Two years before most US Presidential elections, nobody knows who the candidates actually are. I’m a bigger politics nerd than I used to be, but I’ve always considered myself fairly well informed. In 1998 I had a vague idea of who Al gore was because he was Vice President, but I had never heard of George W. Bush. In 2002 I certainly had no idea who John Kerry was. In 2006 I probably remembered John McCain from his 2000 presidential run, but I am pretty sure I had no idea who Barack Obama was.

I like to tell myself that I was already aware of Obama because of his impressive 2004 speech at the Democratic national convention, but I think I’m probably editing my memories to flatter myself on my political awareness. I don’t think I’m alone in that. This is the way things usually are. Most Americans learn about the presidential candidates through the campaign process. They decide who they like better in the three to six months before the election.

2016 was very very different. In 2014 everybody knew who Donald Trump and Hillary Clinton were. And most people knew exactly what they thought about Trump and Clinton in 2014. Hell most people knew exactly what they thought of Trump and Clinton in 2004. Our options in 2016 were the two most hated candidates in modern presidential campaign history. The 2016 election was not decided by the debates, or by one gaffe or another. It was about which bad guy you were more interested in voting against. People voted for the person they hated less. Our political parties, and even our media apparatus are built around pretending that candidates are a good choice, even when they are so, so obviously not, so this central weirdness of the 2016 election gets ignored.

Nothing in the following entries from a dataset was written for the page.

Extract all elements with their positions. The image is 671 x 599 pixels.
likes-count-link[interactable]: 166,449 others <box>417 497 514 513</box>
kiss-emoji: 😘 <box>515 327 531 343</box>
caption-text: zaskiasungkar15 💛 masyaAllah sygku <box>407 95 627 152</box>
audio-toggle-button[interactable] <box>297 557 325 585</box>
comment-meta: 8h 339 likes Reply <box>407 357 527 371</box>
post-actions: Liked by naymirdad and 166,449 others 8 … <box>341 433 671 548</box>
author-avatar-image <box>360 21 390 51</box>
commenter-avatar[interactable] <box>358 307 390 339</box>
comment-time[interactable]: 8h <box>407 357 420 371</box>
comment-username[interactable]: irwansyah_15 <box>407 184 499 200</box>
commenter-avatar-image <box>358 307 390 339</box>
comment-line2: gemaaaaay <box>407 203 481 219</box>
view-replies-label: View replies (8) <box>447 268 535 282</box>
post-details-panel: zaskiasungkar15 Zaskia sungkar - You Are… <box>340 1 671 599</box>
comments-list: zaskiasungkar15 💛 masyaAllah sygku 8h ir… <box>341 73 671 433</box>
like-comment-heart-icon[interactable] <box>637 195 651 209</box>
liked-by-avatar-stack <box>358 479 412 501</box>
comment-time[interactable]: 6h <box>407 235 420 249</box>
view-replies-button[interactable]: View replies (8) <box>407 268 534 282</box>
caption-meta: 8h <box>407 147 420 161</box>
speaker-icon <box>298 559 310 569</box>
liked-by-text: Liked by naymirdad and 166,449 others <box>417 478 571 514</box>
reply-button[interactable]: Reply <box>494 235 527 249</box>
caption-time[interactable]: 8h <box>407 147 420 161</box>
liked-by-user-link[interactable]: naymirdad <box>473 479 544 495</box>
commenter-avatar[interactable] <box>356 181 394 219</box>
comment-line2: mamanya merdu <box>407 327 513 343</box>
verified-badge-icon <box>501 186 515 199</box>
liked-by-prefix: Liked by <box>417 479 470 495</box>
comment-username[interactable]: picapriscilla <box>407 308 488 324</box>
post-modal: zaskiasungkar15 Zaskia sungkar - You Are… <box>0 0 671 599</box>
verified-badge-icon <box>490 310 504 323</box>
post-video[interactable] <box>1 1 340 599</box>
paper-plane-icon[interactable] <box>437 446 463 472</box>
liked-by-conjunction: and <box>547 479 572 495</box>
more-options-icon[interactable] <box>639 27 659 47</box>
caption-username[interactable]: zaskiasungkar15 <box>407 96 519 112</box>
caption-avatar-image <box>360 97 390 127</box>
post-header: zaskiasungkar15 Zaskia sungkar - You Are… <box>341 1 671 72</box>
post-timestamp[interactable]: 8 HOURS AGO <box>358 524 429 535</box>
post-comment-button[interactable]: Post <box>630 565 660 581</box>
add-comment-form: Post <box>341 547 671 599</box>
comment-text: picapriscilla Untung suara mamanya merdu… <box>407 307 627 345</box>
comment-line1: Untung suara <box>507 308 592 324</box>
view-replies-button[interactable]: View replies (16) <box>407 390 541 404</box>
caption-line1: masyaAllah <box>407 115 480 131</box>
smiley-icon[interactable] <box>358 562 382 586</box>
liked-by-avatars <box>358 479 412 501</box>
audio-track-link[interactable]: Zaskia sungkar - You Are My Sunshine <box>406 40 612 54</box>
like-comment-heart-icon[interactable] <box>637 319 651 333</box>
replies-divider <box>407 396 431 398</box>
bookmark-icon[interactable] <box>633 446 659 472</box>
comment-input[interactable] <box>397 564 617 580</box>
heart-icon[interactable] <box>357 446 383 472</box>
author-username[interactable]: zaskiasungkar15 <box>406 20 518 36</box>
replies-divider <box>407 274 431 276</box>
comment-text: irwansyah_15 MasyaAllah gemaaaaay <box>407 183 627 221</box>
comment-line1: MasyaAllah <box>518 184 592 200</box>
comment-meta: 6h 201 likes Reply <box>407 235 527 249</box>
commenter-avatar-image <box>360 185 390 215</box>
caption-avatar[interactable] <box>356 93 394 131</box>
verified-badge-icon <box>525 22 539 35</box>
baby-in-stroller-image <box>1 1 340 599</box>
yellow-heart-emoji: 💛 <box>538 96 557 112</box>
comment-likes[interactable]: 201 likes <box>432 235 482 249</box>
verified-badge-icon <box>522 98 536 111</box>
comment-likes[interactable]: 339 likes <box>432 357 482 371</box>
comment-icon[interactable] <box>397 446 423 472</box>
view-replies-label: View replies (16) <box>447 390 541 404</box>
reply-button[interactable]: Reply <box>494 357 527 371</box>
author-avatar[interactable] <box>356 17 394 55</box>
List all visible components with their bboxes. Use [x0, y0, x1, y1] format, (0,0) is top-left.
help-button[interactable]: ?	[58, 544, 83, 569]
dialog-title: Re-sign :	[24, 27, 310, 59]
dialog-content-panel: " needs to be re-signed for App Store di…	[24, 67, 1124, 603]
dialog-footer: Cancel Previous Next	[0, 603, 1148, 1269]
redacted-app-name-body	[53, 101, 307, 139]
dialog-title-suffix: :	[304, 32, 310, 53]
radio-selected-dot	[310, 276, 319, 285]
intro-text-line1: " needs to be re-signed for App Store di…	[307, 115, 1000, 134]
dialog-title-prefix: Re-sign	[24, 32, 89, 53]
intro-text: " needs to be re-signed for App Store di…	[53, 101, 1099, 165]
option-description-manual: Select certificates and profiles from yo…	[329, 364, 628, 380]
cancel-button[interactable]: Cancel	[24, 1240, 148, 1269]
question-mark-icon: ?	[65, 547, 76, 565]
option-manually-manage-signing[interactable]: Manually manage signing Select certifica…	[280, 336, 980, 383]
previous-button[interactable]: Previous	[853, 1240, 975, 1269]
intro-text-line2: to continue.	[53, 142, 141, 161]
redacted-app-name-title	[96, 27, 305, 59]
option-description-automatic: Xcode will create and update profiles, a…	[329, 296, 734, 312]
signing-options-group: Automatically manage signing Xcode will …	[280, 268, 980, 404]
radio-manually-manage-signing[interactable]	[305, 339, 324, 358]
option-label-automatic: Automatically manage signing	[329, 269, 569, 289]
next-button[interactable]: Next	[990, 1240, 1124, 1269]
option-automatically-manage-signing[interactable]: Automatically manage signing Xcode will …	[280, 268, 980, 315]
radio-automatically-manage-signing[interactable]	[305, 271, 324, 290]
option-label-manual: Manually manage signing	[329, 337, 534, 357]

It shouldn’t be. The most important thing about the 2016 election is that both parties were led by one of the most hated people in the United States. In 2018 and 2020, only one of the parties will be. That’s why Fox News, AKA the Republican broadcasting company, spends so much time talking about Hillary Clinton, even though her political career is almost two years dead now. They desperately need a bad guy. Otherwise everybody’s just going to focus on the GOP’s bad guy, Donald Trump.

I think this will make a much bigger difference than most people are predicting. Over the past two years, most shockingly in Virginia and Alabama, but in every election we’ve had, the Democrats have outperformed. I think the 2018 election is likely to be very similar.

Thanks for watching, please subscribe, and if you want a free essay, on a completely different topic, I suggest you sign up for my e-mail newsletter at the link here…

  • Nathan Ruffing

    I have been one of those people predicting Republican landslide in 2018 and Trump landslide 2020, so your prediction gives me pause. You’re right, 2016 saw 2 widely-hated candidates and the coming elections will only see 1, but if you replace what you said with “two most name-recognizable candidates,” then everything you said would still be true, but you come up with the opposite prediction.

  • We could best refer to your type of politics as “anti-populism”. A politics whose entire premise is based on selling fear to the very masses of people you’ve made insecure. A politics by and for elites, who spout Utopian nonsense about a balance that can never come.

    There simply isn’t enough beneficiaries of your platform in any developed nation, you offer nothing but a new feudal order.